図3.13 実験床版の下面ひびわれと現場床版で観察されるひびわれの違い

図3.14 実橋床版および新規床版の荷重-たわみ関係の違い


 このひびわれが格子状になるのが現場床版の特徴ですと声を大きくして言った。心の中で、このような格子状になるのが荷重の移動によるものですと思っていたが、口には出せなかった。証明する実験経験が無かったためである。

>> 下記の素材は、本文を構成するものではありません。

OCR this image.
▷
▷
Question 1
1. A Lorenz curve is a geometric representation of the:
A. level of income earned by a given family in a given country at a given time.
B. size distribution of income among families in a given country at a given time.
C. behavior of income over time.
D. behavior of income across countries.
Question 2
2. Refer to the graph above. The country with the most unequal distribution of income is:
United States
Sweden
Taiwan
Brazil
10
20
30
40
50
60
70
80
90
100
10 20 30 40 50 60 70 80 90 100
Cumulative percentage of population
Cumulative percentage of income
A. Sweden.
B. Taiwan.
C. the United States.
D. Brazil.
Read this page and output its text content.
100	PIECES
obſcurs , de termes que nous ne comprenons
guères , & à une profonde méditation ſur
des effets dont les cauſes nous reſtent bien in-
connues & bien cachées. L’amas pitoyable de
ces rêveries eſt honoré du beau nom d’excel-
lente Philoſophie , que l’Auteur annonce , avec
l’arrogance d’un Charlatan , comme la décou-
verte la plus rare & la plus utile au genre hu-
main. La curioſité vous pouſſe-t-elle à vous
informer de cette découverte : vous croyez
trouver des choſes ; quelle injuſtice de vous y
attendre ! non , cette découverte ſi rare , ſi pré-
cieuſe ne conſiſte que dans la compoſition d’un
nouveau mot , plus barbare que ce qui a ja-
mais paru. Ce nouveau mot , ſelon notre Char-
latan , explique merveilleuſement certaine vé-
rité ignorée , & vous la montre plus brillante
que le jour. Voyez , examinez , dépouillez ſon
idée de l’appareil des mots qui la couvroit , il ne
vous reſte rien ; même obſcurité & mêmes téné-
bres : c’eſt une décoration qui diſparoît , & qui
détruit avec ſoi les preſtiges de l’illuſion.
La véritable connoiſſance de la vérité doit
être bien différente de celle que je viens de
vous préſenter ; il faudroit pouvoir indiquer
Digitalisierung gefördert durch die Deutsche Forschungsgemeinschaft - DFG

 その後、上記の荷重も移動効果を調べる方法を考えた結果、写真3.2に示したローゼンハウゼン式ジャッキの下に置いて、その下に50㎝×20㎝の載荷板(厚さ50mm)を50㎝間隔に置き、載荷点移動させる方法を考えた。この結果、荷重が設計荷重に近い程度であれば、下面のひび割れは先に示した切り出し床版と同様な格子状になった。ただし、ジャッキを5万回に移動させるには多大な労力が必要であり、学生から反発を買った。


写真3.2 定点疲労実験状況


 ジャッキを止めている固定のM40のボルト8本を緩め、締め直す作業を要するためである。今の時代ならパワハラと言われて告訴問題となる代物であろう。そこで写真3.3に示すような十字架風のはりを床版の上方にかぶせ、ジャッキを固定したままで、梁の先端をチェーンブロックで5cm程度上げて、載荷板だけを前後に移動させる簡易法を開発した。学生には大好評であった。


写真3.3 多点移動載荷実験移動を簡易化した試験法

(左)松井の載荷点   (中)園田先生の載荷点   (右)NEXCO総研・藤田氏
図3.15 多点移動載荷試験

(左)C点載荷時の橋軸方向たわみ分布変化、(右)床版中央の最大たわみの繰返し数に伴う変化状況
図3.16 多点移動載荷法による結果


 これらの経過を夜の反省会に園田先生や岡村先生に話すと、1週間もしないうちに図3.15(中)の様な27点で疲労載荷する方法で実験された。更に同じような問題意識を持っておられた日本道路公団試験研究所橋梁研究室の藤田信一氏により、右図のような載荷点での実験がなされた。このような多点移動載荷法で、一時多数の実験がなされ、抜け落ち現象の原因は輪荷重の移動によることだけは証明された。しかし、このような実験での「最終破壊は内部鉄筋の疲労破断が先行し、コンクリートの抜け落ちは再現できなかった。これらの実験では荷重の移動回数は僅かにしかならないこととコンクリートの劣化が進まないためと反省した。より実橋床版に近い現象を再現するには輪荷重1回づつ着目点を走り抜けさせなければならないことを悟った。しかし、そのような実験ができるのか?苦悩した。(8月中に掲載予定のその④に続きます)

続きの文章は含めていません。